Names
- Full name: Hamilton Wildcats Australian Football Club
- Nickname(s): Wildcats

2023 season

Club details
- Founded: 1990; 35 years ago
- Competition: AFL Ontario
- President: Nick Liang
- Coach: Justin Settle
- Ground(s): Mohawk Sports Park

Uniforms
| Home |

= Hamilton Wildcats (Australian rules football) =

The Hamilton Wildcats are an Australian rules football team formed in 1990 in Canada. Their men's and women's teams currently compete in the AFL Ontario (AFLO).

== History ==
The club was established in 1990 as the "Hamilton Wildcats AFC" by Bill Frampton, an entrepreneur who took an interest in Australian football. He was inspired on the rapid growth of other OAFL teams in the 1980s. After promoting and recruiting players, the team played their inaugural match in the 1990 summer season.

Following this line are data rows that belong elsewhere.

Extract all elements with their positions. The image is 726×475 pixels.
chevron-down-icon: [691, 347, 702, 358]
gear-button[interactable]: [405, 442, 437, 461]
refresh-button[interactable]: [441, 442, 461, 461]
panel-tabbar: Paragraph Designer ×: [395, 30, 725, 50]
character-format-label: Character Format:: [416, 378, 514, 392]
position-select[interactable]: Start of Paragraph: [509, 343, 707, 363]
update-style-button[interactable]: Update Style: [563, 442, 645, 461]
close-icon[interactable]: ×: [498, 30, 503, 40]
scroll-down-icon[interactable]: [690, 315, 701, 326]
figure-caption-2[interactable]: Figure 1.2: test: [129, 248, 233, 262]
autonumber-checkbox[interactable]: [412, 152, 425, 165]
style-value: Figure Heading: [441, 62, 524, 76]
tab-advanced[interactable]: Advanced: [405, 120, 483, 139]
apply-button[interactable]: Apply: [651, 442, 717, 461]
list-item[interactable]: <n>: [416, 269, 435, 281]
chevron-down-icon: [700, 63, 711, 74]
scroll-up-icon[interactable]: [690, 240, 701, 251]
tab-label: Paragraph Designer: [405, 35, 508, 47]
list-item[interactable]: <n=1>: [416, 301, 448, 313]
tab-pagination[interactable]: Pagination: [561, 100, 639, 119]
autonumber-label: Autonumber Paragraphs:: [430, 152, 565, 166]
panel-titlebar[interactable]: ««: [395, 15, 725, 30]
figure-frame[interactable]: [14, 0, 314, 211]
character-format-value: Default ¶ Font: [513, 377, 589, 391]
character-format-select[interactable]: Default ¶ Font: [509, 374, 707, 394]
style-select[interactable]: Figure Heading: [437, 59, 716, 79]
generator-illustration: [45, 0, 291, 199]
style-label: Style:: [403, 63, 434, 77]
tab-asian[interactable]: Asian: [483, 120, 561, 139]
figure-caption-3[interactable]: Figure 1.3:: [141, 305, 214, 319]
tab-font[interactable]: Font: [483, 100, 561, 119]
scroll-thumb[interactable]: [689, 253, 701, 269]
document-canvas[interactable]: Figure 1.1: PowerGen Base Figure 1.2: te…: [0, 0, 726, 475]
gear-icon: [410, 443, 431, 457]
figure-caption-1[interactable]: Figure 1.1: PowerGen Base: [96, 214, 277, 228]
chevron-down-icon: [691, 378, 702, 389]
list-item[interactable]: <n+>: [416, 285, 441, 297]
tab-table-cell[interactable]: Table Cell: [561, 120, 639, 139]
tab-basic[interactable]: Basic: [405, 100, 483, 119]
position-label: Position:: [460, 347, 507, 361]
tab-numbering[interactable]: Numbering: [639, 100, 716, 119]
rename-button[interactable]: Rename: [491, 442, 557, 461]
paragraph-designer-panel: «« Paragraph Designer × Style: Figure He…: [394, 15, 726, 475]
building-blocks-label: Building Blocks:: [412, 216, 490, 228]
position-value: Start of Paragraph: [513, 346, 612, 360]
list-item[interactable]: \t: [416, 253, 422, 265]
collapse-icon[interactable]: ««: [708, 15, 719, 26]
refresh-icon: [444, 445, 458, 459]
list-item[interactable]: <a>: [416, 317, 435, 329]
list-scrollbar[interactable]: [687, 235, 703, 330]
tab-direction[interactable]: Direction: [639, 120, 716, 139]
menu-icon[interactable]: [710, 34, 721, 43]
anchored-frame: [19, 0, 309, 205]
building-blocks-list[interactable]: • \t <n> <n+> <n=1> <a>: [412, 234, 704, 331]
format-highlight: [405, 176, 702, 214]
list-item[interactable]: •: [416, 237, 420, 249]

In July 1995 the Wildcats were invited to demonstrate the game of Australian rules football in front of 21,000 spectators during a half-time of a Canadian Football League match. After that, the club signed a contract to broadcast their home games on a local TV channel. The Wildcats were runner ups in the 1996 season.

A women's section was added to the club in 2012, also joining the OAFL. Seven years later, the women's team won their first premiership.